# Math Help - Derivative of Log Function

1. ## Derivative of Log Function

Hey guys,

I'm really having some difficulty understanding how to find the derivative of log functions - I keep trying these homework questions and getting most of them wrong and I'm really starting to get annoyed.

Here's a question, for example:

y=ln(4x)/x^4
y'=?

I did attempt it several times, different ways but each time it was wrong...

Any hints on how to go about these sorts of questions? I know that you're supposed to use the chain rule but it's just not working for me for some reason.

Any help's appreciated!

2. Originally Posted by dark-ryder341
Hey guys,

I'm really having some difficulty understanding how to find the derivative of log functions - I keep trying these homework questions and getting most of them wrong and I'm really starting to get annoyed.

Here's a question, for example:

y=ln(4x)/x^4
y'=?

I did attempt it several times, different ways but each time it was wrong...

Any hints on how to go about these sorts of questions? I know that you're supposed to use the chain rule but it's just not working for me for some reason.

Any help's appreciated!
Well you have to use the quotient rule on this one first of all. Followed by the chain rule.

3. Alright...so, I'd go:

ln(4x)' * x^4 - ln(4x) * x^4' / (x^4)^2

1/4x * x^4 - ln(4x) * 4x^3 / (x^4)^2

x^4/4x - ln(4x) * 4x^3 / (x^8) [I think you would change it to x^8?]

I get stuck at this point though...would I just leave it like that and then apply the chain rule?

4. Originally Posted by dark-ryder341
Alright...so, I'd go:

ln(4x)' * x^4 - ln(4x) * x^4' / (x^4)^2

1/4x * x^4 - ln(4x) * 4x^3 / (x^4)^2

x^4/4x - ln(4x) * 4x^3 / (x^8) [I think you would change it to x^8?]

I get stuck at this point though...would I just leave it like that and then apply the chain rule?
Very close, but remember the chain rule.

$\frac{d}{dx} \ln(4x) = \frac{1}{4x} \times \frac{d}{dx} (4x) = \frac{1}{4x} \times 4 = \frac{1}{x}$, so your result should be:

$\frac{\frac{x^4}{x} - \ln(4x) \times 4x^3}{x^8}$

Which simplifies to $\frac{x^3 - \ln(4x) \times 4x^3}{x^8}$

Which simplifies even further to $\frac{1 - 4 \ln(4x)}{x^5}$ by taking out a factor of $x^3$ on the top and bottom.

5. Alright, so I'd get:

x^3/4 - ln(4x) * 4 / x^5, then? Would I be able to take the x^3 out of that fraction as well, though? Thanks for helping me by the way.

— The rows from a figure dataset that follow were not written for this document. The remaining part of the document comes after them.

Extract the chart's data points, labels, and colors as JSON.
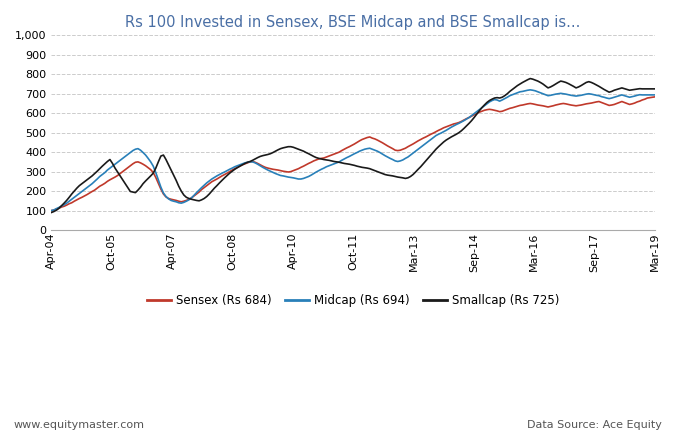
{
  "title": "Rs 100 Invested in Sensex, BSE Midcap and BSE Smallcap is...",
  "title_color": "#4a6fa5",
  "title_fontsize": 10.5,
  "footer_left": "www.equitymaster.com",
  "footer_right": "Data Source: Ace Equity",
  "footer_fontsize": 8,
  "ylim": [
    0,
    1000
  ],
  "yticks": [
    0,
    100,
    200,
    300,
    400,
    500,
    600,
    700,
    800,
    900,
    1000
  ],
  "sensex_color": "#c0392b",
  "midcap_color": "#2980b9",
  "smallcap_color": "#1a1a1a",
  "legend_labels": [
    "Sensex (Rs 684)",
    "Midcap (Rs 694)",
    "Smallcap (Rs 725)"
  ],
  "x_tick_labels": [
    "Apr-04",
    "Oct-05",
    "Apr-07",
    "Oct-08",
    "Apr-10",
    "Oct-11",
    "Mar-13",
    "Sep-14",
    "Mar-16",
    "Sep-17",
    "Mar-19"
  ],
  "grid_color": "#cccccc",
  "background_color": "#ffffff",
  "line_width": 1.2,
  "sensex_values": [
    100,
    102,
    108,
    112,
    118,
    122,
    128,
    135,
    140,
    148,
    155,
    162,
    168,
    175,
    182,
    190,
    198,
    205,
    215,
    225,
    232,
    240,
    250,
    258,
    265,
    272,
    280,
    290,
    300,
    310,
    320,
    330,
    340,
    348,
    350,
    345,
    338,
    330,
    320,
    310,
    295,
    270,
    240,
    210,
    185,
    170,
    162,
    158,
    155,
    152,
    148,
    145,
    148,
    152,
    158,
    165,
    175,
    185,
    195,
    208,
    218,
    228,
    238,
    248,
    255,
    262,
    270,
    278,
    285,
    292,
    300,
    308,
    315,
    322,
    328,
    335,
    340,
    345,
    350,
    352,
    348,
    342,
    335,
    328,
    322,
    318,
    315,
    312,
    310,
    308,
    305,
    302,
    300,
    298,
    300,
    305,
    310,
    315,
    322,
    328,
    335,
    342,
    348,
    355,
    360,
    365,
    368,
    370,
    375,
    380,
    385,
    390,
    395,
    400,
    408,
    415,
    422,
    428,
    435,
    442,
    450,
    458,
    465,
    470,
    475,
    478,
    472,
    468,
    462,
    455,
    448,
    440,
    432,
    425,
    418,
    410,
    408,
    410,
    415,
    420,
    428,
    435,
    442,
    450,
    458,
    465,
    472,
    478,
    485,
    492,
    498,
    505,
    512,
    518,
    525,
    530,
    535,
    540,
    545,
    548,
    552,
    558,
    565,
    572,
    578,
    585,
    592,
    598,
    605,
    610,
    615,
    618,
    620,
    618,
    615,
    612,
    608,
    610,
    615,
    620,
    625,
    628,
    632,
    636,
    640,
    642,
    645,
    648,
    650,
    648,
    645,
    642,
    640,
    638,
    635,
    632,
    635,
    638,
    642,
    645,
    648,
    650,
    648,
    645,
    642,
    640,
    638,
    640,
    642,
    645,
    648,
    650,
    652,
    655,
    658,
    660,
    655,
    650,
    645,
    640,
    642,
    645,
    650,
    655,
    660,
    655,
    650,
    645,
    648,
    652,
    658,
    662,
    668,
    672,
    678,
    680,
    682,
    684
  ],
  "midcap_values": [
    100,
    103,
    110,
    116,
    123,
    130,
    138,
    148,
    158,
    168,
    178,
    188,
    198,
    208,
    218,
    228,
    238,
    250,
    262,
    275,
    285,
    295,
    308,
    318,
    328,
    338,
    348,
    358,
    368,
    378,
    388,
    398,
    408,
    415,
    418,
    410,
    398,
    385,
    368,
    350,
    328,
    295,
    258,
    220,
    190,
    172,
    160,
    152,
    148,
    145,
    140,
    138,
    142,
    148,
    155,
    165,
    178,
    192,
    205,
    218,
    230,
    242,
    252,
    262,
    270,
    278,
    285,
    292,
    298,
    305,
    312,
    318,
    325,
    330,
    335,
    340,
    345,
    348,
    350,
    350,
    345,
    338,
    330,
    322,
    315,
    308,
    302,
    296,
    290,
    285,
    280,
    278,
    275,
    272,
    270,
    268,
    265,
    262,
    262,
    265,
    270,
    275,
    282,
    290,
    298,
    305,
    312,
    318,
    325,
    330,
    335,
    340,
    345,
    350,
    358,
    365,
    372,
    378,
    385,
    392,
    398,
    405,
    410,
    415,
    418,
    420,
    415,
    410,
    405,
    398,
    390,
    382,
    375,
    368,
    362,
    355,
    352,
    355,
    360,
    368,
    375,
    385,
    395,
    405,
    415,
    425,
    435,
    445,
    455,
    465,
    475,
    485,
    492,
    498,
    505,
    512,
    520,
    528,
    535,
    542,
    548,
    555,
    562,
    570,
    578,
    588,
    598,
    608,
    618,
    628,
    638,
    648,
    658,
    665,
    670,
    668,
    662,
    668,
    675,
    682,
    690,
    695,
    700,
    705,
    710,
    712,
    715,
    718,
    720,
    718,
    715,
    710,
    705,
    700,
    695,
    690,
    692,
    695,
    698,
    700,
    702,
    700,
    698,
    695,
    692,
    690,
    688,
    690,
    692,
    695,
    698,
    700,
    698,
    695,
    692,
    690,
    685,
    682,
    678,
    675,
    678,
    682,
    686,
    690,
    694,
    690,
    686,
    682,
    685,
    688,
    692,
    695,
    694,
    694,
    694,
    694,
    694,
    694
  ],
  "smallcap_values": [
    90,
    95,
    102,
    112,
    125,
    138,
    152,
    168,
    185,
    200,
    215,
    228,
    238,
    248,
    258,
    268,
    278,
    290,
    302,
    315,
    328,
    340,
    352,
    362,
    342,
    318,
    298,
    278,
    258,
    238,
    218,
    198,
    195,
    192,
    205,
    220,
    238,
    252,
    265,
    278,
    292,
    318,
    350,
    380,
    385,
    362,
    335,
    308,
    282,
    255,
    225,
    200,
    180,
    168,
    162,
    158,
    155,
    152,
    150,
    155,
    162,
    172,
    185,
    200,
    215,
    228,
    242,
    255,
    268,
    280,
    292,
    302,
    312,
    320,
    328,
    335,
    342,
    348,
    352,
    358,
    365,
    372,
    378,
    382,
    385,
    388,
    392,
    398,
    405,
    412,
    418,
    422,
    425,
    428,
    428,
    425,
    420,
    415,
    410,
    405,
    398,
    392,
    385,
    378,
    372,
    368,
    365,
    362,
    360,
    358,
    355,
    352,
    350,
    348,
    345,
    342,
    340,
    338,
    335,
    332,
    328,
    325,
    322,
    320,
    318,
    315,
    310,
    305,
    300,
    295,
    290,
    285,
    282,
    280,
    278,
    275,
    272,
    270,
    268,
    265,
    268,
    275,
    285,
    298,
    312,
    325,
    340,
    355,
    370,
    385,
    400,
    415,
    428,
    440,
    452,
    462,
    470,
    478,
    485,
    492,
    500,
    510,
    522,
    535,
    548,
    562,
    578,
    595,
    612,
    628,
    642,
    655,
    665,
    672,
    678,
    680,
    678,
    682,
    690,
    700,
    712,
    722,
    732,
    742,
    750,
    758,
    765,
    772,
    778,
    775,
    770,
    765,
    758,
    750,
    740,
    730,
    735,
    742,
    750,
    758,
    765,
    762,
    758,
    752,
    745,
    738,
    730,
    735,
    742,
    750,
    758,
    762,
    758,
    752,
    745,
    738,
    730,
    722,
    715,
    708,
    712,
    718,
    722,
    726,
    730,
    726,
    722,
    718,
    720,
    722,
    724,
    726,
    725,
    725,
    725,
    725,
    725,
    725
  ]
}
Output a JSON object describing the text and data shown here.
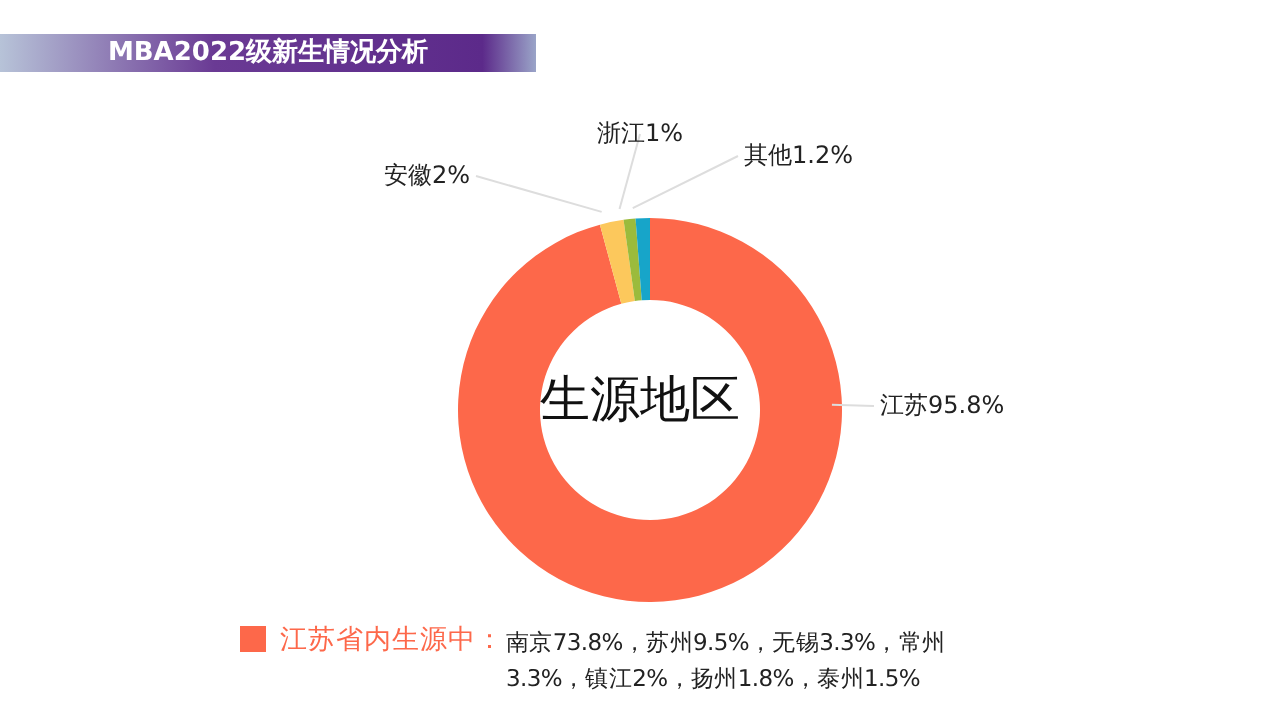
{
  "chart_data": {
    "type": "donut",
    "title": "MBA2022级新生情况分析",
    "categories": [
      "江苏",
      "安徽",
      "浙江",
      "其他"
    ],
    "values": [
      95.8,
      2,
      1,
      1.2
    ],
    "value_labels": [
      "95.8%",
      "2%",
      "1%",
      "1.2%"
    ],
    "colors": [
      "#fd684a",
      "#fcc85c",
      "#9bbb3c",
      "#17a5c9"
    ],
    "annotations": [
      "生源地区",
      "江苏省内生源中：",
      "南京73.8%，苏州9.5%，无锡3.3%，常州3.3%，镇江2%，扬州1.8%，泰州1.5%"
    ],
    "legend": false
  }
}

6. Originally Posted by dark-ryder341
Alright, so I'd get:

x^3/4 - ln(4x) * 4 / x^5, then? Would I be able to take the x^3 out of that fraction as well, though? Thanks for helping me by the way.

I noticed a mistake, and I edit my above post to reflect this. Have a look.

7. Ah, I see! Thanks. So I wouldn't have to reduce that any more, right? Since the chain rule was already applied to ln(4x)...? Would it be the final answer?

8. Originally Posted by dark-ryder341
Ah, I see! Thanks. So I wouldn't have to reduce that any more, right? Since the chain rule was already applied to ln(4x)...? Would it be the final answer?

Yep, that would be the final simplified answer.